Warum er sich vor nun fast vier Jahren die ebenso kurze wie freudlose Reunion von Velvet Underground angetan hat, erklärte John Cale einmal damit, daß er ein Kollaborateur sei. Das hätte einem auch in den Sinn kommen können, wenn man zum ersten Mal die letztjährige Soloplatte „Walking on Locust“ hörte, seine erste nach einer langen Zeit, die er vor allem mit Soundtracks für „Basquiat“ und „I Shot Andy Warhol“ ausgefüllt hatte. Als wollte er sich endlich anbiedern ans Popgeschäft, dem er jahrzehntelang so erfolgreich aus dem Weg gegangen war. Doch schnell merkt man dann, daß auch das wieder nur einer jener vielen überraschenden Züge war, die Cale niemals müde wird zu tun. Daß diese Platte zwar seine eingängigste seit „Caribbean Sunset“ von 1983 geworden ist, aber immer noch ausreichend Widerhaken und Stolpersteine hat, um sein Image als graumäusig genialer Widerpart zu Lou Reed nicht an den Mainstream auszuliefern.

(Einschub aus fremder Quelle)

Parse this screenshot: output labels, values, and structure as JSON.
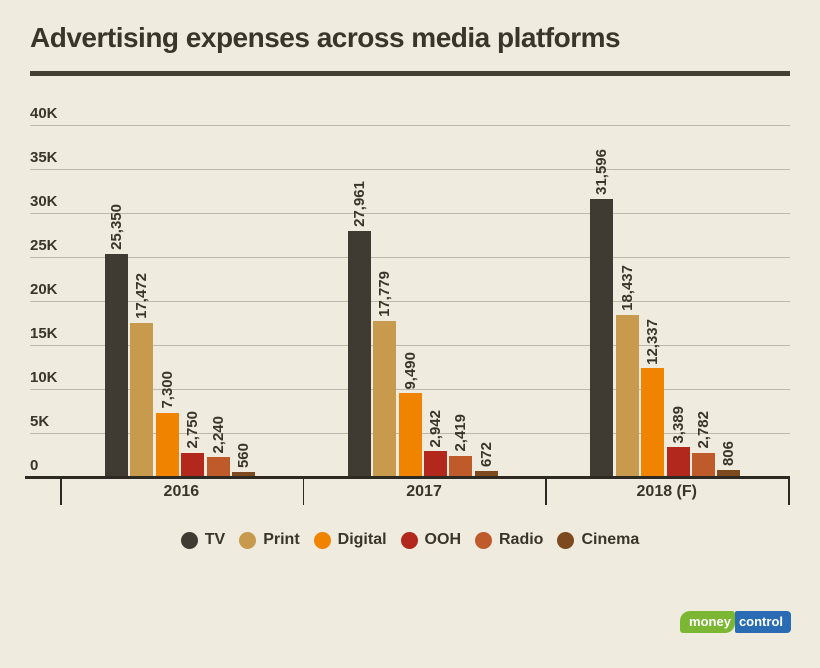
{
  "chart_data": {
    "type": "bar",
    "title": "Advertising expenses across media platforms",
    "categories": [
      "2016",
      "2017",
      "2018 (F)"
    ],
    "series": [
      {
        "name": "TV",
        "color": "#3f3a32",
        "values": [
          25350,
          27961,
          31596
        ]
      },
      {
        "name": "Print",
        "color": "#c89a4d",
        "values": [
          17472,
          17779,
          18437
        ]
      },
      {
        "name": "Digital",
        "color": "#f08300",
        "values": [
          7300,
          9490,
          12337
        ]
      },
      {
        "name": "OOH",
        "color": "#b3281c",
        "values": [
          2750,
          2942,
          3389
        ]
      },
      {
        "name": "Radio",
        "color": "#bf5a2a",
        "values": [
          2240,
          2419,
          2782
        ]
      },
      {
        "name": "Cinema",
        "color": "#7d4a1f",
        "values": [
          560,
          672,
          806
        ]
      }
    ],
    "y_ticks": [
      {
        "label": "40K",
        "value": 40000
      },
      {
        "label": "35K",
        "value": 35000
      },
      {
        "label": "30K",
        "value": 30000
      },
      {
        "label": "25K",
        "value": 25000
      },
      {
        "label": "20K",
        "value": 20000
      },
      {
        "label": "15K",
        "value": 15000
      },
      {
        "label": "10K",
        "value": 10000
      },
      {
        "label": "5K",
        "value": 5000
      },
      {
        "label": "0",
        "value": 0
      }
    ],
    "ylim": [
      0,
      40000
    ],
    "grid": true,
    "legend_position": "bottom",
    "value_label_rotation": -90
  },
  "footer": {
    "logo_part1": "money",
    "logo_part2": "control"
  },
  "colors": {
    "background": "#f0ebdf",
    "text": "#3a352b",
    "gridline": "#bdb8aa",
    "baseline": "#2d2923",
    "title_rule": "#433f33",
    "logo_green": "#7cb734",
    "logo_blue": "#2a6cb4"
  }
}
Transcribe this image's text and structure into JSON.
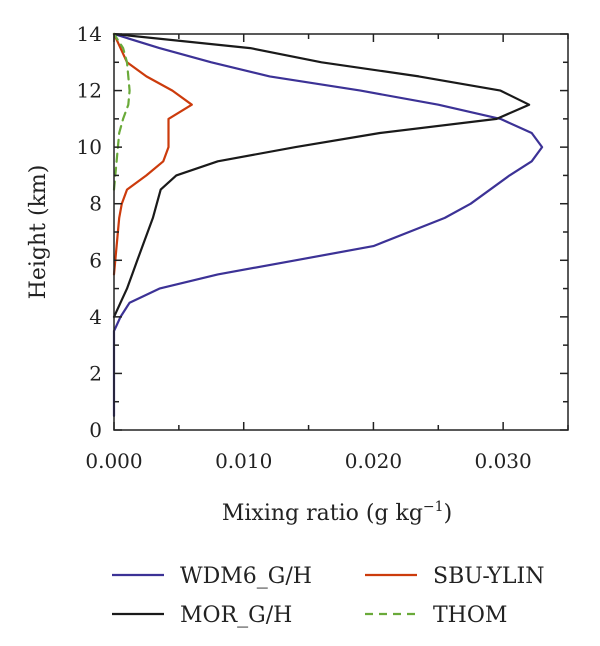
{
  "chart_data": {
    "type": "line",
    "xlabel": "Mixing ratio (g kg",
    "xlabel_sup": "−1",
    "xlabel_end": ")",
    "ylabel": "Height (km)",
    "xlim": [
      0.0,
      0.035
    ],
    "ylim": [
      0,
      14
    ],
    "xticks": [
      0.0,
      0.01,
      0.02,
      0.03
    ],
    "xtick_labels": [
      "0.000",
      "0.010",
      "0.020",
      "0.030"
    ],
    "yticks": [
      0,
      2,
      4,
      6,
      8,
      10,
      12,
      14
    ],
    "ytick_labels": [
      "0",
      "2",
      "4",
      "6",
      "8",
      "10",
      "12",
      "14"
    ],
    "grid": false,
    "legend_position": "bottom",
    "series": [
      {
        "name": "WDM6_G/H",
        "color": "#3c3296",
        "dash": "solid",
        "points": [
          [
            0.0,
            0.5
          ],
          [
            0.0,
            3.5
          ],
          [
            0.0005,
            4.0
          ],
          [
            0.0012,
            4.5
          ],
          [
            0.0035,
            5.0
          ],
          [
            0.008,
            5.5
          ],
          [
            0.014,
            6.0
          ],
          [
            0.02,
            6.5
          ],
          [
            0.0255,
            7.5
          ],
          [
            0.0275,
            8.0
          ],
          [
            0.0305,
            9.0
          ],
          [
            0.0322,
            9.5
          ],
          [
            0.033,
            10.0
          ],
          [
            0.0322,
            10.5
          ],
          [
            0.0298,
            11.0
          ],
          [
            0.025,
            11.5
          ],
          [
            0.019,
            12.0
          ],
          [
            0.012,
            12.5
          ],
          [
            0.0075,
            13.0
          ],
          [
            0.0035,
            13.5
          ],
          [
            0.0,
            14.0
          ]
        ]
      },
      {
        "name": "MOR_G/H",
        "color": "#1a1a1a",
        "dash": "solid",
        "points": [
          [
            0.0,
            4.0
          ],
          [
            0.0005,
            4.5
          ],
          [
            0.001,
            5.0
          ],
          [
            0.0014,
            5.5
          ],
          [
            0.0018,
            6.0
          ],
          [
            0.0022,
            6.5
          ],
          [
            0.0026,
            7.0
          ],
          [
            0.003,
            7.5
          ],
          [
            0.0033,
            8.0
          ],
          [
            0.0036,
            8.5
          ],
          [
            0.0048,
            9.0
          ],
          [
            0.008,
            9.5
          ],
          [
            0.014,
            10.0
          ],
          [
            0.0205,
            10.5
          ],
          [
            0.0295,
            11.0
          ],
          [
            0.032,
            11.5
          ],
          [
            0.0298,
            12.0
          ],
          [
            0.0235,
            12.5
          ],
          [
            0.016,
            13.0
          ],
          [
            0.0105,
            13.5
          ],
          [
            0.0,
            14.0
          ]
        ]
      },
      {
        "name": "SBU-YLIN",
        "color": "#cc3b0c",
        "dash": "solid",
        "points": [
          [
            0.0,
            5.5
          ],
          [
            0.0002,
            6.5
          ],
          [
            0.0003,
            7.0
          ],
          [
            0.0004,
            7.5
          ],
          [
            0.0006,
            8.0
          ],
          [
            0.001,
            8.5
          ],
          [
            0.0025,
            9.0
          ],
          [
            0.0038,
            9.5
          ],
          [
            0.0042,
            10.0
          ],
          [
            0.0042,
            10.5
          ],
          [
            0.0042,
            11.0
          ],
          [
            0.006,
            11.5
          ],
          [
            0.0045,
            12.0
          ],
          [
            0.0025,
            12.5
          ],
          [
            0.001,
            13.0
          ],
          [
            0.0005,
            13.5
          ],
          [
            0.0,
            14.0
          ]
        ]
      },
      {
        "name": "THOM",
        "color": "#6aaa3a",
        "dash": "dashed",
        "points": [
          [
            0.0,
            8.5
          ],
          [
            0.0002,
            9.5
          ],
          [
            0.0004,
            10.5
          ],
          [
            0.0007,
            11.0
          ],
          [
            0.0011,
            11.5
          ],
          [
            0.0012,
            12.0
          ],
          [
            0.001,
            13.0
          ],
          [
            0.0007,
            13.5
          ],
          [
            0.0,
            14.0
          ]
        ]
      }
    ]
  }
}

Statt dessen läßt sich „Some Friends“ gar lesen als endgültiger Abgesang auf die immer wiederkehrenden Versuche, sich mit dem Egomanen Reed auszusöhnen: „Hardly believing we realise that some friends pass on.“ Andere Freunde bleiben, neue werden gefunden. Mo Tucker hat wieder einmal das Schlagzeug bedient, so stoisch wie das seit der gemeinsamen Zeit bei Velvet Underground ihre Art ist. Und David Byrne hat zum ersten Mal für Cale ein wenig Gitarre gespielt, obwohl die beiden sich schon seit Jahren kennen und die Töchter öfter mal zusammen spielen.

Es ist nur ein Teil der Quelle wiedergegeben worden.